Zawadzkie: Strajku na razie nie będzie
Związkowcy z Walcowni Rur Andrzej chcą, by pensje wzrosły o 250 zł |
(fot. Agnieszka Wawer-Krajewska / AFRO) |
Przypomnijmy - spór w walcowni toczy się o podwyżki. Pracownicy chcą 250 zł brutto więcej do płacy, zarząd przekonuje, że firmy nie stać na taki wydatek. Dziś komisja zdecydowała się na wstrzymanie decyzji w sprawie strajku, ponieważ Ministerstwo Pracy i Polityki Społecznej wyznaczyło mediatora pomiędzy pracownikami walcowni a zarządem spółki.
Jak tłumaczył nam jeszcze przed obradami komisji zakładowej Dariusz Brzęczek, pracownicy mają już dość czekania, ale strajk to ostateczność. Chcemy, by firma inwestowała nie tylko w maszyny, ale i w ludzi - podkreślał Brzęczek.
Zarząd przekonuje, że 250 zł brutto do pensji, o które walczą pracownicy, to dla firmy prawie 700 tys. zł miesięcznie większe wydatki.
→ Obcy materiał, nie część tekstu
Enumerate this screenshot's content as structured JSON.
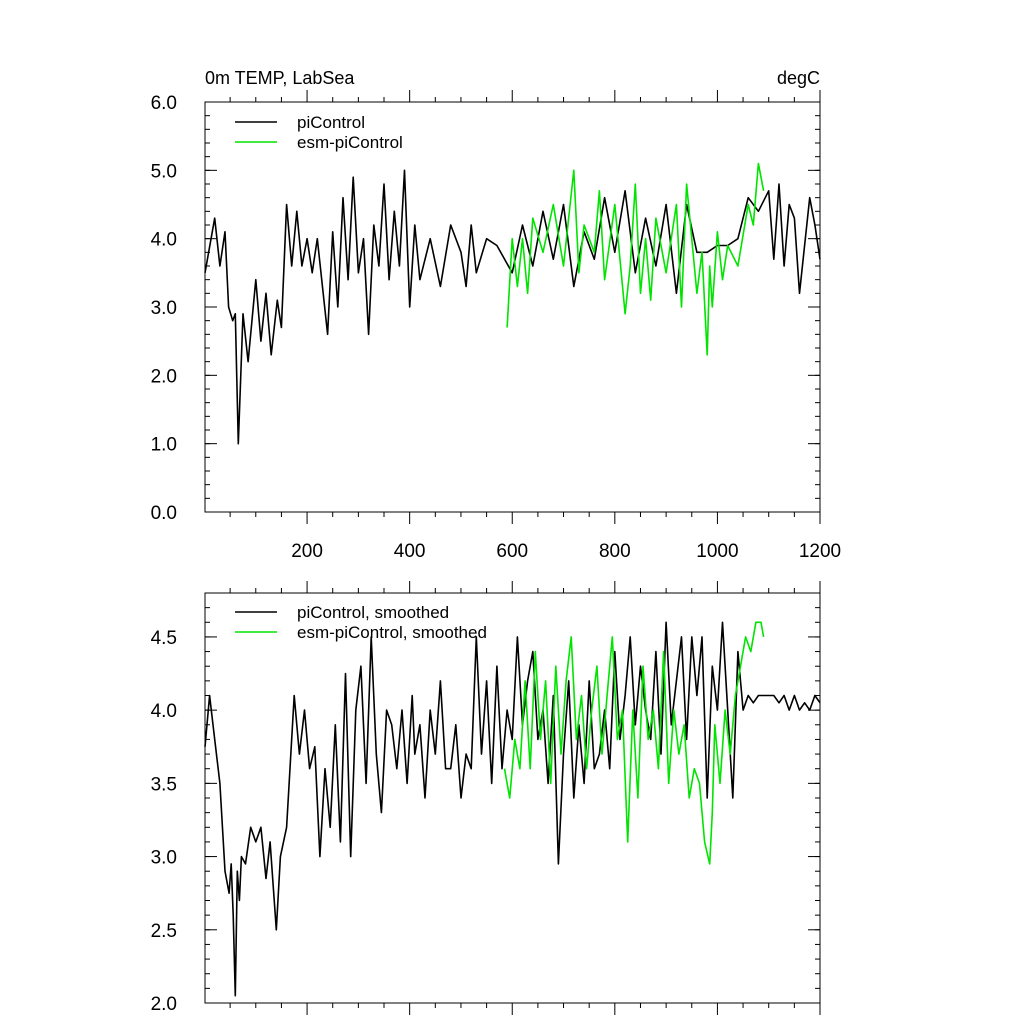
{
  "chart_data": [
    {
      "type": "line",
      "title_left": "0m TEMP, LabSea",
      "title_right": "degC",
      "xlim": [
        1,
        1200
      ],
      "ylim": [
        0,
        6
      ],
      "xticks": [
        200,
        400,
        600,
        800,
        1000,
        1200
      ],
      "xtick_labels": [
        "200",
        "400",
        "600",
        "800",
        "1000",
        "1200"
      ],
      "yticks": [
        0,
        1,
        2,
        3,
        4,
        5,
        6
      ],
      "ytick_labels": [
        "0.0",
        "1.0",
        "2.0",
        "3.0",
        "4.0",
        "5.0",
        "6.0"
      ],
      "legend_position": "top-left",
      "series": [
        {
          "name": "piControl",
          "color": "#000000",
          "x": [
            1,
            20,
            30,
            40,
            47,
            55,
            60,
            66,
            75,
            85,
            100,
            110,
            120,
            130,
            142,
            150,
            160,
            170,
            180,
            190,
            200,
            210,
            220,
            240,
            250,
            260,
            270,
            280,
            290,
            300,
            310,
            320,
            330,
            340,
            350,
            360,
            370,
            380,
            390,
            400,
            410,
            420,
            440,
            460,
            480,
            500,
            510,
            520,
            530,
            550,
            570,
            600,
            620,
            640,
            660,
            680,
            700,
            720,
            740,
            760,
            780,
            800,
            820,
            840,
            860,
            880,
            900,
            920,
            940,
            960,
            980,
            1000,
            1020,
            1040,
            1060,
            1080,
            1100,
            1110,
            1120,
            1130,
            1140,
            1150,
            1160,
            1180,
            1190,
            1200
          ],
          "values": [
            3.5,
            4.3,
            3.6,
            4.1,
            3.0,
            2.8,
            2.9,
            1.0,
            2.9,
            2.2,
            3.4,
            2.5,
            3.2,
            2.3,
            3.1,
            2.7,
            4.5,
            3.6,
            4.4,
            3.6,
            4.0,
            3.5,
            4.0,
            2.6,
            4.1,
            3.0,
            4.6,
            3.4,
            4.9,
            3.5,
            4.0,
            2.6,
            4.2,
            3.6,
            4.8,
            3.4,
            4.4,
            3.6,
            5.0,
            3.0,
            4.2,
            3.4,
            4.0,
            3.3,
            4.2,
            3.8,
            3.3,
            4.2,
            3.5,
            4.0,
            3.9,
            3.5,
            4.2,
            3.6,
            4.4,
            3.7,
            4.5,
            3.3,
            4.1,
            3.7,
            4.6,
            3.8,
            4.7,
            3.5,
            4.3,
            3.6,
            4.5,
            3.2,
            4.5,
            3.8,
            3.8,
            3.9,
            3.9,
            4.0,
            4.6,
            4.4,
            4.7,
            3.7,
            4.8,
            3.6,
            4.5,
            4.3,
            3.2,
            4.6,
            4.2,
            3.7
          ]
        },
        {
          "name": "esm-piControl",
          "color": "#00e400",
          "x": [
            590,
            600,
            610,
            620,
            630,
            640,
            660,
            680,
            700,
            720,
            730,
            740,
            760,
            770,
            780,
            800,
            820,
            830,
            840,
            850,
            860,
            870,
            880,
            900,
            920,
            930,
            940,
            960,
            970,
            980,
            985,
            990,
            1000,
            1010,
            1020,
            1040,
            1060,
            1070,
            1080,
            1090
          ],
          "values": [
            2.7,
            4.0,
            3.3,
            4.0,
            3.2,
            4.3,
            3.8,
            4.5,
            3.6,
            5.0,
            3.5,
            4.2,
            3.8,
            4.7,
            3.4,
            4.5,
            2.9,
            3.6,
            4.8,
            3.2,
            4.0,
            3.1,
            4.3,
            3.5,
            4.5,
            3.0,
            4.8,
            3.2,
            3.8,
            2.3,
            3.6,
            3.0,
            4.1,
            3.4,
            3.9,
            3.6,
            4.5,
            4.2,
            5.1,
            4.7
          ]
        }
      ]
    },
    {
      "type": "line",
      "xlim": [
        1,
        1200
      ],
      "ylim": [
        2.0,
        4.8
      ],
      "yticks": [
        2.0,
        2.5,
        3.0,
        3.5,
        4.0,
        4.5
      ],
      "ytick_labels": [
        "2.0",
        "2.5",
        "3.0",
        "3.5",
        "4.0",
        "4.5"
      ],
      "legend_position": "top-left",
      "series": [
        {
          "name": "piControl, smoothed",
          "color": "#000000",
          "x": [
            1,
            10,
            20,
            30,
            40,
            48,
            52,
            56,
            60,
            64,
            68,
            72,
            80,
            90,
            100,
            110,
            120,
            128,
            140,
            148,
            160,
            175,
            185,
            195,
            205,
            215,
            225,
            235,
            245,
            255,
            265,
            275,
            285,
            295,
            305,
            315,
            325,
            335,
            345,
            355,
            365,
            375,
            385,
            395,
            405,
            410,
            420,
            430,
            440,
            450,
            460,
            470,
            480,
            490,
            500,
            510,
            520,
            530,
            540,
            550,
            560,
            570,
            580,
            590,
            600,
            610,
            620,
            630,
            640,
            650,
            660,
            670,
            680,
            690,
            700,
            710,
            720,
            730,
            740,
            750,
            760,
            770,
            780,
            790,
            800,
            810,
            820,
            830,
            840,
            850,
            860,
            870,
            880,
            890,
            900,
            910,
            920,
            930,
            940,
            950,
            960,
            970,
            980,
            990,
            1000,
            1010,
            1020,
            1030,
            1040,
            1050,
            1060,
            1070,
            1080,
            1090,
            1100,
            1110,
            1120,
            1130,
            1140,
            1150,
            1160,
            1170,
            1180,
            1190,
            1200
          ],
          "values": [
            3.75,
            4.1,
            3.8,
            3.5,
            2.9,
            2.75,
            2.95,
            2.6,
            2.05,
            2.9,
            2.7,
            3.0,
            2.95,
            3.2,
            3.1,
            3.2,
            2.85,
            3.1,
            2.5,
            3.0,
            3.2,
            4.1,
            3.7,
            4.0,
            3.6,
            3.75,
            3.0,
            3.6,
            3.2,
            3.9,
            3.1,
            4.25,
            3.0,
            4.0,
            4.3,
            3.5,
            4.5,
            3.7,
            3.3,
            4.0,
            3.9,
            3.6,
            4.0,
            3.5,
            4.1,
            3.7,
            3.9,
            3.4,
            4.0,
            3.7,
            4.2,
            3.6,
            3.6,
            3.9,
            3.4,
            3.7,
            3.6,
            4.5,
            3.7,
            4.2,
            3.5,
            4.3,
            3.6,
            4.0,
            3.8,
            4.5,
            3.9,
            4.2,
            4.4,
            3.8,
            4.0,
            3.5,
            4.1,
            2.95,
            3.7,
            4.2,
            3.4,
            3.9,
            3.5,
            4.2,
            3.6,
            3.7,
            4.0,
            3.6,
            4.4,
            3.8,
            4.1,
            4.5,
            3.9,
            4.3,
            4.0,
            3.8,
            4.4,
            3.7,
            4.6,
            3.9,
            4.2,
            4.5,
            3.8,
            4.5,
            4.1,
            4.5,
            3.4,
            4.3,
            4.0,
            4.6,
            4.0,
            3.4,
            4.4,
            4.0,
            4.1,
            4.05,
            4.1,
            4.1,
            4.1,
            4.1,
            4.05,
            4.1,
            4.0,
            4.1,
            4.0,
            4.05,
            4.0,
            4.1,
            4.05
          ]
        },
        {
          "name": "esm-piControl, smoothed",
          "color": "#00e400",
          "x": [
            585,
            595,
            605,
            615,
            625,
            635,
            645,
            655,
            665,
            675,
            685,
            695,
            705,
            715,
            725,
            735,
            745,
            755,
            765,
            775,
            785,
            795,
            805,
            815,
            825,
            835,
            845,
            855,
            865,
            875,
            885,
            895,
            905,
            915,
            925,
            935,
            945,
            955,
            965,
            975,
            985,
            990,
            995,
            1005,
            1015,
            1025,
            1035,
            1045,
            1055,
            1065,
            1075,
            1085,
            1090
          ],
          "values": [
            3.6,
            3.4,
            3.8,
            3.6,
            4.2,
            3.6,
            4.4,
            3.8,
            4.2,
            3.5,
            4.3,
            3.7,
            4.2,
            4.5,
            3.8,
            4.1,
            3.6,
            4.0,
            4.3,
            3.7,
            4.1,
            4.5,
            3.8,
            4.0,
            3.1,
            4.0,
            3.4,
            4.3,
            3.8,
            4.0,
            3.6,
            4.4,
            3.5,
            4.0,
            3.7,
            3.9,
            3.4,
            3.6,
            3.5,
            3.1,
            2.95,
            3.3,
            3.9,
            3.5,
            4.0,
            3.7,
            4.1,
            4.3,
            4.5,
            4.4,
            4.6,
            4.6,
            4.5
          ]
        }
      ]
    }
  ]
}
Pracownicy muszą zdać sobie sprawę, że to pogłębi i tak trudną sytuację finansową spółki – mówi Cezary Niewiadomy.
Problemy, jak twierdzi prezes, w dużej mierze wynikające właśnie z tego, iż kontrahenci boją się strajków.
Ponadto firma, która dostarcza walcowni wsad, cofnęła limit i żąda gotówki. Związkowcy twierdzą, że to absolutnie nie ich wina. Tu przypadkowo nałożyły się dwie sprawy – to że Skarb Państwa chce zakład sprzedać i nasza walka o wyższe płace – podkreśla Brzęczek.
Do sprawy będziemy wracać, gdy tylko zostaną podjęte nowe decyzje w sprawie walcowni.